There is a scene in The Scarlet Letter at the minute 01:02 that shows a conversation among a group of four men. They are the elders of the Massachusetts state government and are in charge of the judicature of Hester Prynne. In the conversation, they talk about how unrepentant Hester are. She has slept with another man while her husband is gone and then gets pregnant. She is not sorry about it at all, however. She is not even willing to mention the name of the father of her baby, even though the elders have forced her to. In that scene, the elders also mention that Hester is lucky that they do not beat her publicly.
This movie, in some way, reflects how people in the era of the movie lived. The movie’s setting of time was around 1660 when European people migrated to America in order to find a new home. Their purpose of migrating was to run away from the church that handcuffed and controlled every aspect of their life. They came to the land of America bringing a hope to build a new life without boundaries. Although practically they tried to release themselves from the church, they still had strong beliefs in religion. To the land of America, they brought convictions that the European church used to have. Besides convictions, they also brought beliefs in morality, supernaturalism and superstition. They inserted those values to the society of the state they were building. As what we can see from the movie, social values and restrictions were distinctly applied at that time. Social punishment is also obtained. We can see it from how they react toward Hester Prynne, the main character of The Scarlet Letter. Hester sleeps with a man, who is not her husband, and gets pregnant. What she has done is totally against moral values and religion. So, she is punished by both the elders and the society. She is put in prison for months as a punishment. Also, the elders put her in prison in order to make her speak a word about the name of the father of her baby. Not only by the elders, is she also punished by the people around her: neighbors, acquaintances, and friends. They mock her for not having morality. This shows that she gets a social punishment. Besides that, she is also forced to wear the A symbol on her clothes, which is a sign that she is sinful. She is also nearly punished to death publicly. Before the punishment is attempted, however, Reverend Dimmesdale finally confesses that he is the father of Hester’s baby. The punishment was turned on him afterward, although the punishment did not really take place finally.
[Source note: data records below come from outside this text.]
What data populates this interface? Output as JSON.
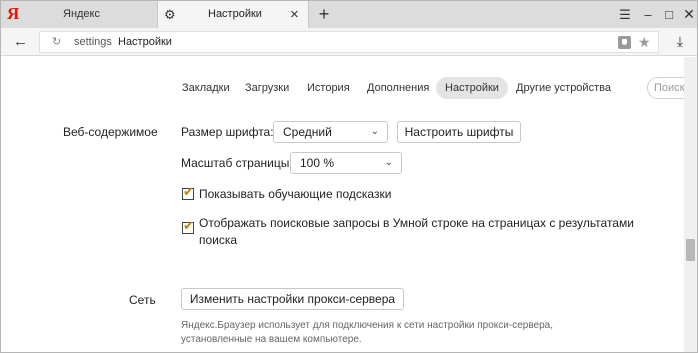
{
  "tabs": {
    "inactive_title": "Яндекс",
    "active_title": "Настройки"
  },
  "address": {
    "host": "settings",
    "title": "Настройки"
  },
  "nav": [
    "Закладки",
    "Загрузки",
    "История",
    "Дополнения",
    "Настройки",
    "Другие устройства"
  ],
  "search_placeholder": "Поиск",
  "web_content": {
    "section_label": "Веб-содержимое",
    "font_size_label": "Размер шрифта:",
    "font_size_value": "Средний",
    "customize_fonts_button": "Настроить шрифты",
    "page_zoom_label": "Масштаб страницы:",
    "page_zoom_value": "100 %",
    "show_hints_label": "Показывать обучающие подсказки",
    "show_hints_checked": true,
    "show_search_queries_line1": "Отображать поисковые запросы в Умной строке на страницах с результатами",
    "show_search_queries_line2": "поиска",
    "show_search_queries_checked": true
  },
  "network": {
    "section_label": "Сеть",
    "proxy_button": "Изменить настройки прокси-сервера",
    "hint_line1": "Яндекс.Браузер использует для подключения к сети настройки прокси-сервера,",
    "hint_line2": "установленные на вашем компьютере."
  }
}
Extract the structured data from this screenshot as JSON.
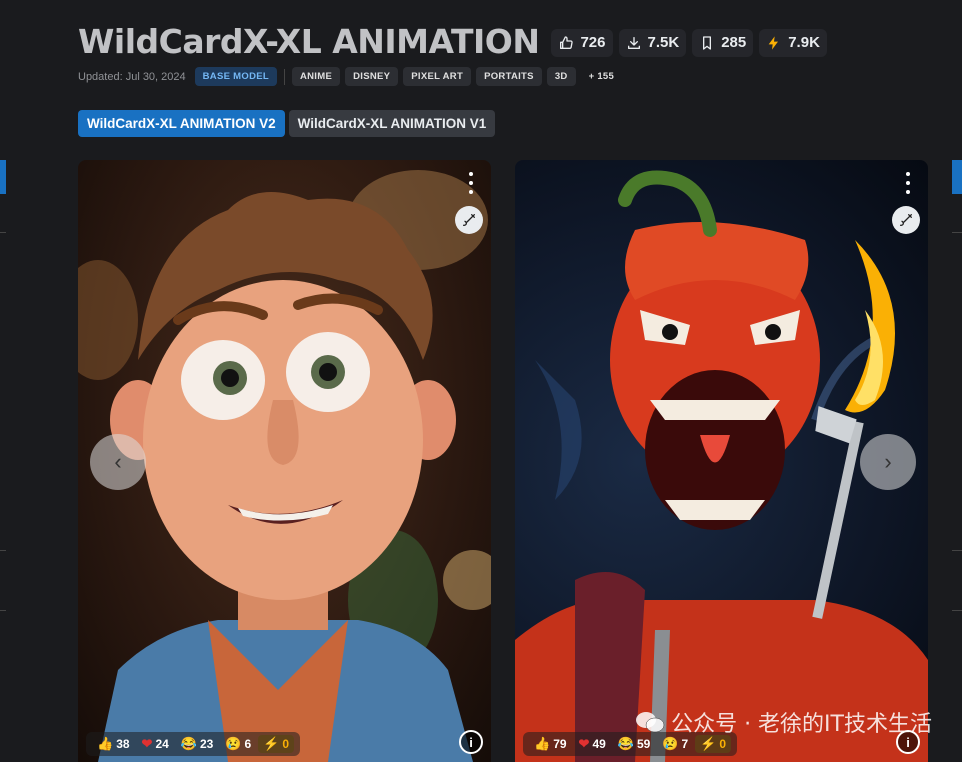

Besides firmly holding social and religion values, the society in The Scarlet Letter also believe in superstition and supernaturalism. They believe that witch exists and needs to be extinguished. The person who is believed to be a witch in The Scarlet Letter is Hester’s neighbor whose name is Harriet Hibbon. Harriet, then, is punished with the same punishment that Hester Prynne and Reverend Dimmesdale get. They three are about to be hanged in front of the citizens of Massachusetts right before the Indians attack their state.
After watching The Scarlet Letter, I realize that American people and the elders in this movie reflect the society in America around 1660. Morality, supernaturalism, and superstition were strongly applied in American people’s daily activities around that time. However, as the time went by, these values faded away from the American society, especially the religion values. It is because modernity eliminates values that are not suitable anymore with their rhythm of technology development. Therefore, it is not strange to see that nowadays American people live so freely and ignorantly, which is so much different with the society in the 1660. Society punishment is not valid anymore because society agrees that what is not good to do is good to do. The example of what is not good to do is good to do is free sex, which is usually done by young people. In The Scarlet Letter, Hester Prynne and Reverend Dimmesdale are punished because they sleep together meanwhile they are not married. They get a very hard social and law punishment, then. Surprisingly, if the punishment they get is applied to the young generation of America, the society will think that it is ridiculous because free sex is a common thing now. Social and religion values have faded away. Modernity and technology have created a free liberal life, which is so much different with the values that the ancestors of America brought at the first time they came to the land.
This movie, in a particular way, reminds me of one of my old friends. Back then, I had a friend in Senior High School who got pregnant even though she was not married yet. Her name is Lily (not her real name). When I met Lily for the first time, she had already given birth a boy. However, the little boy was admitted as her brother, not her son, because she was ashamed. She thought no one knew meanwhile everyone had already known. Teachers did not want to get involved. However, the society got so much involved. What Lily had done was against social and religion values. Almost all of my friends mocked Lily and talked behind her back. They did not want to get close to her because they thought that being her friend was shameful. Lily had no friends back then and was all alone.
We could not, however, apply the punishment that Hester Prynne and Reverend Dimmesdale get in the movie toward my friend, Lily. It is because the values of the society and the setting of time and place are different. Despite of this fact, at least my society have a social punishment toward a sinful person although the punishment is in a different form. It is better than living in a place where morality, social, and religion values downgrade.